I write as Pesach approaches. I take comfort in having cleaned my own house, with only my husband and children for “cleaning help.” A bright spot is, even though we have been making seders at home for the past 11 years, the lack of other activities means our children have truly learned this year what has to be done to ready our home for the simchat yom tov. Maybe it is a small thing, but it is something for which I am grateful. Our children now understand what has to be done to welcome Pesach.
These small places we currently inhabit remind me of the dvar Torah written last week by my friend Miriam Gedwiser, a member of The Ramaz School’s faculty (“Out of the Narrow Places: Nissan 5780,” April 2, 2020), about the narrowed space that represents slavery, and the expansive feeling of the geulah (redemption) of the exodus. She wrote: “Chassidic commentators (see, e.g., Sfas Emes on Pesach, 1870) connect Mitzrayim (Egypt), to places of narrowness (metzarim). Yetziat Mitzrayim, leaving Egypt, includes being extricated from a place of narrowness, constriction, or pressure, to a place of openness and space to breathe.”
Several years ago, Rabbi Zvi Sobolofsky spoke to us in a Shabbat HaGadol drasha about what it really means to sit at the seder table and feel as though we had personally experienced Yetziat Mitzrayim, the exodus from Egypt. While I know this is part of our Haggadah, I ask now as I did then: How can we truly do this? In 2020, how can we feel that we were slaves in Mitzrayim, downtrodden and broken, and were suddenly taken out, under cover of darkness, and given our freedom?

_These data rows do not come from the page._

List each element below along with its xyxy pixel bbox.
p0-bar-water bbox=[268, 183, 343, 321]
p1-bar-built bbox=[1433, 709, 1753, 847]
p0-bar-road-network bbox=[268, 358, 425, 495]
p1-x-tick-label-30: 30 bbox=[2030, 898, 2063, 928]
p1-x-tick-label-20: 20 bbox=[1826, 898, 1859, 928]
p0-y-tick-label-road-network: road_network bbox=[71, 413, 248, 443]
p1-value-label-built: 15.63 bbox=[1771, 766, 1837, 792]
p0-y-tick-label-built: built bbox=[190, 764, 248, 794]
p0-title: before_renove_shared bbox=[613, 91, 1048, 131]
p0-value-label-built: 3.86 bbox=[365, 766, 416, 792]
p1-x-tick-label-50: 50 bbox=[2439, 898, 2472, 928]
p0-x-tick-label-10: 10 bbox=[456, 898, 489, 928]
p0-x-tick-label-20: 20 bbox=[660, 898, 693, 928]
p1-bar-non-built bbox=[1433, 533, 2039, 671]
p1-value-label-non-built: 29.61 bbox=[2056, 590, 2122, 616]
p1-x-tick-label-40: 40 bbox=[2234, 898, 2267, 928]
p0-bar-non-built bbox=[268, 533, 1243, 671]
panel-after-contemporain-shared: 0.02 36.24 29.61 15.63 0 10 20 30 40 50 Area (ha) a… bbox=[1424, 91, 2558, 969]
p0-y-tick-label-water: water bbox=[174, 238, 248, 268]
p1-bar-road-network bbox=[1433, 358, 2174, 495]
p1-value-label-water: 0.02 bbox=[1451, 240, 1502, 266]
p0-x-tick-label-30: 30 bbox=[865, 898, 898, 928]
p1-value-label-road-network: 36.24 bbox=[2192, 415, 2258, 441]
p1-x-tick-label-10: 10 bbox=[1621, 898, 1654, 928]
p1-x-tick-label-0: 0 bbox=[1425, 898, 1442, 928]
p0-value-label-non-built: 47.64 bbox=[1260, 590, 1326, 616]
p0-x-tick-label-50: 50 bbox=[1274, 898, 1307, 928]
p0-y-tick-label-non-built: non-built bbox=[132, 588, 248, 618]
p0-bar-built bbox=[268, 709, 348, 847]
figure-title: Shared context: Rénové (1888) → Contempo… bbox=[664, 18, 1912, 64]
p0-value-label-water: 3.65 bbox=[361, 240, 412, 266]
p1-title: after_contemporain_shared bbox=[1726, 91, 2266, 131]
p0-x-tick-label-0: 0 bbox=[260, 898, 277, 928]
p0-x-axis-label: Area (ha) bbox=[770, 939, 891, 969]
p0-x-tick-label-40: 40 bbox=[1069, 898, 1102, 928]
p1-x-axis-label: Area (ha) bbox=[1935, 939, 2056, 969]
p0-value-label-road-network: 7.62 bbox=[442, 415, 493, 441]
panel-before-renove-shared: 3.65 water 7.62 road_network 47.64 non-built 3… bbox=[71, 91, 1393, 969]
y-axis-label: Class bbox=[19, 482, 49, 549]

Can it be so, that when Rabbi Akiva’s 24,000 plagued students stopped dying on Lag B’Omer, that the geulah of Yetziat Mitzrayim was, in Rabbi Akiva’s time, somehow comparative to what the redemption and rebirth of their community felt like? Will it be, when a vaccine against COVID-19 is made available to us, and we are able to again daven b’tzibbur, and dance with and kiss our Torahs and hug one another, that we will more completely understand the sweetness and joy of our ancestors’ exodus? And, if the Gemara of Megillat Esther, which explains Hashem’s placement of Esther in her position as queen for the specific purpose of saving the Jews of Persia, then we extrapolate that Hashem engineers our world’s solutions before the problems are visible to us? If this is so, the solution from our current predicament will present itself at Hashem’s determined time, and for that we can feel joy. The question is not if, but when.
In Talmud Brachot 5a, which I learned with my husband on Sunday, in the merit of a refuah sheleima for our friend Chana Dina bat Chava, the rishonim discuss why righteous people suffer. Rabbi Shimon ben Yochai teaches that Hashem gave three gifts to Israel, all of them given through suffering: The Torah, the land of Israel and the World to Come.
In some parts of this gemara, the word suffering is compared to the effects of salt. According to Pnei Yehoshua, “Just as salt removes impurities from meat and renders it for its intended purpose, so too suffering purifies the soul and renders it fit for the World to Come.”
May it be the case that the afflictions we feel now will purify our souls, and that the souls we have lost will enter the World to Come with no further punishments or suffering. We pray that the exodus we revisit on seder night will be a true simcha in line with a greater understanding of what it means to be free from affliction and torment; to be granted the gifts Hashem gave us, free of afflictions in all its forms.